Puis, rajoute : "personne ne place aussi bien que moi, à l'heure actuelle,
le point virgule dans la littérature française. Je le fais mieux que quiconque dans
la littérature française". Il ironise même parfois, revendiquant une certaine banalité :
"L'acte d'accusation est présenté sous un jour assez grandiose.
On dirait que le monde entier attendait mes déclarations.
Mais ça n'a pas été une onde de choc".
"Vous prenez les Musulmans pour des cons ?" lui demande un des avocats.
"Je n'ai jamais dit ça. J'ai dit qu'ils suivaient une religion qui m'apparaît comme stupide"
, répond simplement l'écrivain.
L'auteur de Plateforme s'en tire par quelques pirouettes mais ne dément pas. Ainsi, il confirme avoir
effectivement répondu "oui, oui, on peut parler de haine" au journaliste qui
lui demandait s'il n'y avait pas
plus de haine que de mépris vis à vis de l'islam; mais assure-t-il "J'ai répondu oui pour qu'on passe
à un autre sujet".
L'auteur de Plateforme a pu compter sur quelques témoins célèbres cités par la défense
comme Fernando Arrabal, Michel Braudeau, Dominique Noguez, la critique littéraire du "Monde" Josyane Savigneau,
l'écrivain Philippe Sollers qui déclare que les propos ne sont que de l'humour et de l'ironie.
"Dire que Houellebecq appelle à la haîne, c'est grotesque", affirme-t-il.
Regines Desforges était elle aussi présente dès l'ouverture du procès.
La critique religieuse reste légale :
Au terme d'une audience mouvementée et riche en débats, le substitut du procureur,
Béatrice Angelelli a préféré rester sur le terrain du droit : elle
estime que Michel Houellebecq ne s'en était pas pris
aux musulmans en général et n'avait pas
tenu de propos incitant à la haine ou à la violence contre eux; il est donc resté dans les limites
de la loi en critiquant la religion musulmane.
""On peut dire que (les propos de Houellebecq) sont des jugements à l'emporte-pièce.
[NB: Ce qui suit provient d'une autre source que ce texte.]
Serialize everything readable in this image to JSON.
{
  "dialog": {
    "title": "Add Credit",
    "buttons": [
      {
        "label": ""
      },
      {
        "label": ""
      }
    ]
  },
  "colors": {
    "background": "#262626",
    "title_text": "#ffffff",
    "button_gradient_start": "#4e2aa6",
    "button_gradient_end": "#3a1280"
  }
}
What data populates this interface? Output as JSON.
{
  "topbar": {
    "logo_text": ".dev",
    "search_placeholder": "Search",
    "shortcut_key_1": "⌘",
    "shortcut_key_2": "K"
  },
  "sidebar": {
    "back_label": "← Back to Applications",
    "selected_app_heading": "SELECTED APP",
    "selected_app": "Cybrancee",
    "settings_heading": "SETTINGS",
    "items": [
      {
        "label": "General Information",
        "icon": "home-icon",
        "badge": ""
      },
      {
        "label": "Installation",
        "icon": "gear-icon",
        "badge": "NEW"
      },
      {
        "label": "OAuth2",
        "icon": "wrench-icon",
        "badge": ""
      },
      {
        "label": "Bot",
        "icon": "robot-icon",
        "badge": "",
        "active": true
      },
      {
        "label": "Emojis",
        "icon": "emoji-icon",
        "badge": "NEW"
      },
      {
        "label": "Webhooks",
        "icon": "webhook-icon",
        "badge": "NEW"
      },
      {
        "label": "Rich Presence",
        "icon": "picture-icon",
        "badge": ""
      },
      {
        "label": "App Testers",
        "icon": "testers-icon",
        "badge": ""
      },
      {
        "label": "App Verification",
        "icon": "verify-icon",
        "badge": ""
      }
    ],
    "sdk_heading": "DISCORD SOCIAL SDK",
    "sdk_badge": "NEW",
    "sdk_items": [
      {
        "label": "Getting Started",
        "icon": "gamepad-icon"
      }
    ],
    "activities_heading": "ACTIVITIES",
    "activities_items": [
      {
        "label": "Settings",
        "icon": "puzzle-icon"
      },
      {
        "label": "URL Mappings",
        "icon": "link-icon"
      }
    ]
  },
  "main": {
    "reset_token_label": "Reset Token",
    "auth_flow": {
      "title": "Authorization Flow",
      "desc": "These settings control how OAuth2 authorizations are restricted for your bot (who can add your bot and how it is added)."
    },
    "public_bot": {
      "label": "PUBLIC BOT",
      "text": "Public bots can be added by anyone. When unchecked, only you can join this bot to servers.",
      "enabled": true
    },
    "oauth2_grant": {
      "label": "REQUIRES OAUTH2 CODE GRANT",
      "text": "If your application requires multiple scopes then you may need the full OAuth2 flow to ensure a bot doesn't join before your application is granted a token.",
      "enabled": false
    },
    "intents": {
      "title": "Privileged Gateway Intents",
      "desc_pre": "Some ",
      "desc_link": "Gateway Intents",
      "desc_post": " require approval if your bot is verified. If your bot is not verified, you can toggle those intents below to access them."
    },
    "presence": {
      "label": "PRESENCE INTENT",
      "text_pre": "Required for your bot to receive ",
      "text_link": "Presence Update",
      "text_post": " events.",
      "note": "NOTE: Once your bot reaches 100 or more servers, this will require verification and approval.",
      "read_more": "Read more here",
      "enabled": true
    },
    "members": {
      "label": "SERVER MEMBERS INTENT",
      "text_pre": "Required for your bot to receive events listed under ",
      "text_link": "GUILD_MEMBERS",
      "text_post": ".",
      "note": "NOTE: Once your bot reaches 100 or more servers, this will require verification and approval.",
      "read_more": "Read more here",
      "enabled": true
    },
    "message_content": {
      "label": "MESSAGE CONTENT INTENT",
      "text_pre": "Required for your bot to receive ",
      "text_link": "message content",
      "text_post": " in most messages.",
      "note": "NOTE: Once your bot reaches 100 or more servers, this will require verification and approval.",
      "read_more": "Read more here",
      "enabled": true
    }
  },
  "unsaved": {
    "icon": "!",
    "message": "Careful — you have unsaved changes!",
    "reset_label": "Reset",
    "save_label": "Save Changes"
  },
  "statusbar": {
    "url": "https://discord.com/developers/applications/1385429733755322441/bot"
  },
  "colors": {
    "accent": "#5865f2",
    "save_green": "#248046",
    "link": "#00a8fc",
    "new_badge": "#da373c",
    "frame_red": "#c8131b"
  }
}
Peut-être est-il provocateur et il est normal que ces propos choquent;
mais nous ne sommes pas là pour dire ou faire la morale ou pour juger une responsabilité morale,
mais pour sanctionner une responsabilité pénale et sur des critères strictement
juridiques, je vous demande de relaxer".
Le magistrat a également demandé la relaxe
du directeur de la publication "Lire" et du groupe l'Express, la société éditrice
Le tribunal devrait rendre sa décision le 22 octobre. L'écrivain risque jusqu'à un an de prison et 45.000 euros d'amende.